Segunda-feira, 23 de janeiro de 2023 - 14h28
Dentre as
diversas providências que há de tomar para a arrumação da casa, o Ministério do
Desenvolvimento e Assistência Social, Família e Combate à Fome revisará o
CADÚNICO: o cadastro único dos programas sociais.
Entendamos,
porém, que essa proposta já foi repetida diversas vezes. E, até agora, nada de
concreto aconteceu.
Há mais
de trinta anos, se intenta criar o banco de dados único. É o que consta
dos Decretos n. 97.936 e n. 99.378, de 1990, pelos quais se
determinava a implantação do Cadastro Nacional de Informações Sociais (CNIS).
Já se
pressupunha, como é óbvio, que tal base deveria ser a única a recolher
dados de interesse para os programas sociais do Estado brasileiro. Com a
elementar lembrança de que os programas não são do governo alfa, do governo
beta ou do governo gama.
Porém,
esse Cadastro, cuja utilidade é indiscutível e cujo teor deveria conter os
elementos da totalidade da comunidade protegida, esteve desde sempre repleto de
omissões e inconsistências.
Por essa
razão, furando a proposta de unidade, certa norma operacional do SUS, de 1996,
instituía o Cartão Nacional de Saúde, que implicaria no cadastramento
nacional de usuários do SUS.
Será que
os dados disponíveis no CadSUS foram integrados aos do CNIS?
Dali
vieram elementos amealhados pelo Programa Saúde da Família, pelo Programa dos
Agentes Comunitários de Saúde e do Programa Bolsa Alimentação, registros que
subsidiariam os planos assistenciais dos quais o mais conhecido, agora sob
revisão, é o Bolsa Família.
Já se
sabe que a dispersão dos dados não interessa ao País, aos trabalhadores e aos
programas.
Ora, como
se não fosse possível confirmar a existência de Cadastro Único, o ano de 2001
trazia a lume o Decreto n. 3.887, que instituiu o cadastro das famílias em
situação de extrema pobreza. Tal Cadastro seria operado pela Caixa Econômica
Federal.
E, quase
vinte anos depois, essa novela, que não poderia ter final
feliz, punha a nu a inexistência de autêntico cadastro social digno desse
nome.
Alguém
disse, utilizando-se de nome pomposo, que faltava interoperabilidade entre as
bases de dados.
Os
governantes conseguiram, para seu próprio deleite burocrático, criar três
cadastros distintos na seara da seguridade social: o CNIS, o CadSUS e o
CADÚNICO.
Eis a que
nível chegaram, em termos de incompetência.

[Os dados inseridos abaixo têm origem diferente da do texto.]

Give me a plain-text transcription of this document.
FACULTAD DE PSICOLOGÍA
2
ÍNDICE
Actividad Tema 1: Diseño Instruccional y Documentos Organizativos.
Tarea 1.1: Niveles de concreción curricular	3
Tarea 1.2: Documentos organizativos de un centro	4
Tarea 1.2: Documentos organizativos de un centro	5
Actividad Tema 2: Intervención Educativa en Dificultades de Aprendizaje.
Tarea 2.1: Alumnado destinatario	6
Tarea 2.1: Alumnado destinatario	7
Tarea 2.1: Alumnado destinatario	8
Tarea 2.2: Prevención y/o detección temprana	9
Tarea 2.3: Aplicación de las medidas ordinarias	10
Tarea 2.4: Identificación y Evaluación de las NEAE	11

E reconhecem, agora, que tais dados
são inconsistentes e repletos de informações que podem ser falsas.
Que
grande oportunidade se terá perdido com a tragédia da pandemia da COVID-19, que
exigiu o comparecimento da mesma pessoa em locais de vacinação por diversas
vezes, o que permitiria a alimentação reiterada de utilíssimas informações para
que o verdadeiro cadastro único fosse, afinal, configurado.
E, ainda,
como teria sido bom se o banco oficial que verteu a ajuda emergencial tivesse
registros confiáveis aptos a detectar que quase oitenta mil servidores – o dado
é do Tribunal de Contas da União – cujos dados estão bem atualizados no outro
banco oficial, e tivesse conferido (com dois ou três cliques) que
tais sujeitos não cumpriam o elementar requisito de elegibilidade ao benefício.
A
constatação demonstra que os organismos governamentais não conseguem articular
elementares trocas de dados que, no mundo da informatização e da comunicação
global, são corriqueiras.
A
autoridade no comando afirma que, ainda em janeiro, o Cadastro Único já estará
completamente limpo. Será?
A partir
daí, um núcleo gerador de dados da realidade social carregará a
estrutura de poder dos elementos indispensáveis à criação, modificação,
ou, até mesmo, extinção de certos programas o que poderá se
dar a partir de sólida base de dados.
O
primeiro mainframe da DATAPREV, dos anos 1960, detinha apelido
plurissignificativo. Chamavam-no de burrão, em alusão indireta ao nome do
respectivo fabricante.
É preciso muito cuidado para que o gene daquela máquina não prossiga infiltrado no DNA do CADÚNICO.
*Wagner Balera é professor titular na
Faculdade de Direito da Pontifícia Universidade Católica de São Paulo.
Livre-docente e doutor em Direito Previdenciário pela mesma universidade. Autor
de mais de 20 livros sobre Direito Previdenciário.